David Sorin, managing partner of the law firm SorinRand (East Brunswick) and an NJTC supporter since its founding, said, “Maxine’s impact on the technology community, in New Jersey and beyond, cannot be overstated. More than 20 years ago, Maxine told me about her vision, including the creation of a statewide network, community and infrastructure to support the region’s multiple technology sectors.

“As a lawyer to technology and tech-enabled enterprises and the investors who support them, I shared her vision, gladly followed her lead and supported the NJTC and its initiatives,” Sorin continued.

“Under Maxine’s leadership, NJTC became a model for technology councils around the country and filled a huge void here in New Jersey, providing much-needed resources to entrepreneurs, management, technologists and investors,” he said.

“While we will undoubtedly miss Maxine’s leadership, enthusiasm and dedication upon her retirement, we know that she has built a powerful and enduring community that will long serve us all,” he concluded.

Govi Rao, president and CEO of Noveda Technologies (Branchburg), who served as NJTC board chairman in 2012, said, “I can only begin to describe her impact on technology, innovation and growth by gauging the global impact of NJTC member companies and knowing that the tech council had a role to play in this journey.

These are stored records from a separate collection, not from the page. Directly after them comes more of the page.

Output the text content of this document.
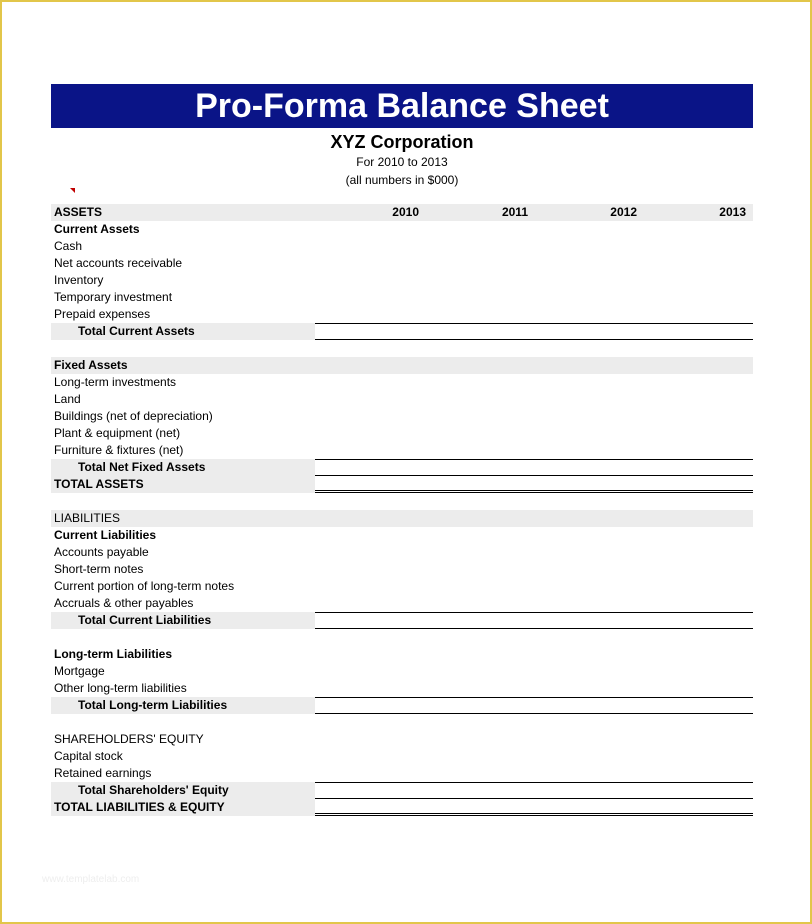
Pro-Forma Balance Sheet
XYZ Corporation
For 2010 to 2013
(all numbers in $000)
ASSETS	2010	2011	2012	2013
Current Assets
Cash
Net accounts receivable
Inventory
Temporary investment
Prepaid expenses
Total Current Assets
Fixed Assets
Long-term investments
Land
Buildings (net of depreciation)
Plant & equipment (net)
Furniture & fixtures (net)
Total Net Fixed Assets
TOTAL ASSETS
LIABILITIES
Current Liabilities
Accounts payable
Short-term notes
Current portion of long-term notes
Accruals & other payables
Total Current Liabilities
Long-term Liabilities
Mortgage
Other long-term liabilities
Total Long-term Liabilities
SHAREHOLDERS' EQUITY
Capital stock
Retained earnings
Total Shareholders' Equity
TOTAL LIABILITIES & EQUITY
www.templatelab.com
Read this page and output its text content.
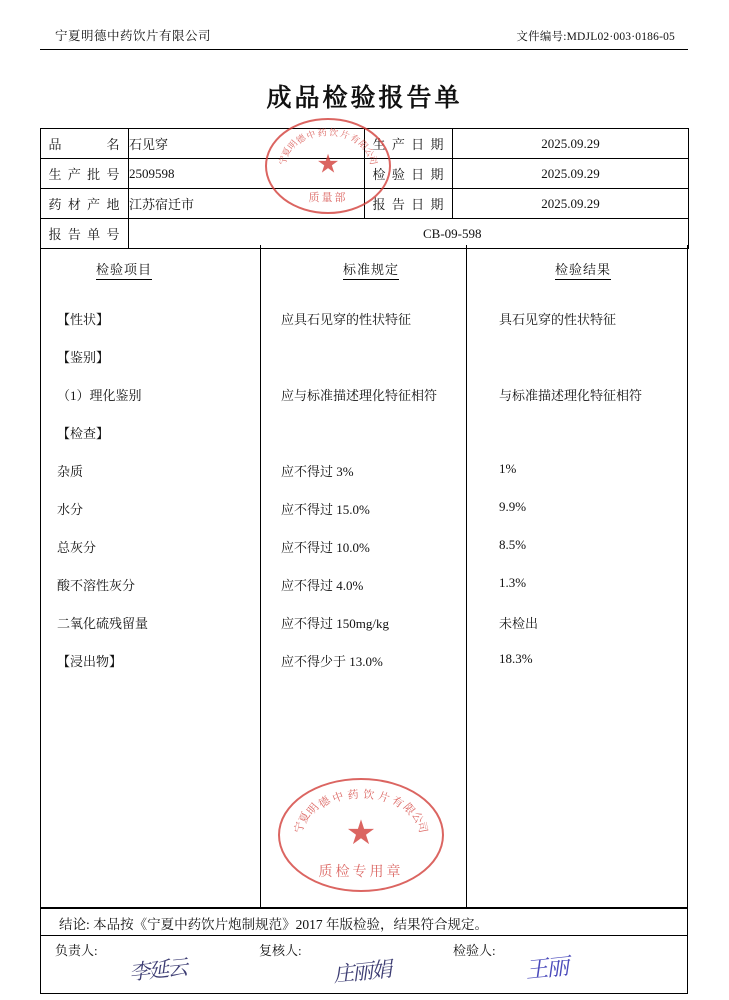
宁夏明德中药饮片有限公司	文件编号:MDJL02·003·0186-05
成品检验报告单
品　　名	石见穿	生产日期	2025.09.29
生产批号	2509598	检验日期	2025.09.29
药材产地	江苏宿迁市	报告日期	2025.09.29
报告单号	CB-09-598		
检验项目	标准规定	检验结果
【性状】	应具石见穿的性状特征	具石见穿的性状特征
【鉴别】
（1）理化鉴别	应与标准描述理化特征相符	与标准描述理化特征相符
【检查】
杂质	应不得过 3%	1%
水分	应不得过 15.0%	9.9%
总灰分	应不得过 10.0%	8.5%
酸不溶性灰分	应不得过 4.0%	1.3%
二氧化硫残留量	应不得过 150mg/kg	未检出
【浸出物】	应不得少于 13.0%	18.3%
结论: 本品按《宁夏中药饮片炮制规范》2017 年版检验，结果符合规定。
负责人:	复核人:	检验人:
李延云	庄丽娟	王丽
宁
夏
明
德
中 药 饮 片
有
限
公
司
★
质量部
宁
夏
明
德
中 药 饮 片
有
限
公
司
★
质检专用章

“Maxine’s passion and relentless pursuit of building this ‘ecosystem’ has given us a strong foundation with NJTC — surpassing any other similar organization in the country. I will miss her direct involvement with the council and am thrilled she can now expand this beyond NJTC to other communities as well,” Rao added.

A newer member of the council, (Newark) CEO Ari Rabban, who is a member of the NJTC board, paid tribute to Ballen’s flexibility in welcoming new, young companies to the council and to leadership positions. Said Rabban, “I think just for the reasons she wanted me to join the NJTC board you can see how much she wanted the tech ecosystem in New Jersey to succeed [and] grow, and she recognized how it is changing because of both the changes in the state and with tech in general.”

Rabban added, “I probably represent the youngest company on the board, and that is what she wanted: fresh ideas, new perspectives, to stay relevant for all audiences. With all the buzz around startups and cool Internet companies, the backbone of the industry here in New Jersey [is] still larger and diverse corporations. Maxine saw the shift and the need for that ecosystem that sees a much larger and active startup ‘scene’ … connected to the larger corporations.”

Rabban noted that Ballen wanted to connect smaller companies with larger ones and with the venture world. “That is what NJTC did with Edison Ventures (Lawrenceville) and the venture conferences and with even more,” he said.

Ballen says she will be pursuing other entrepreneurial board and consulting opportunities after she leaves the council.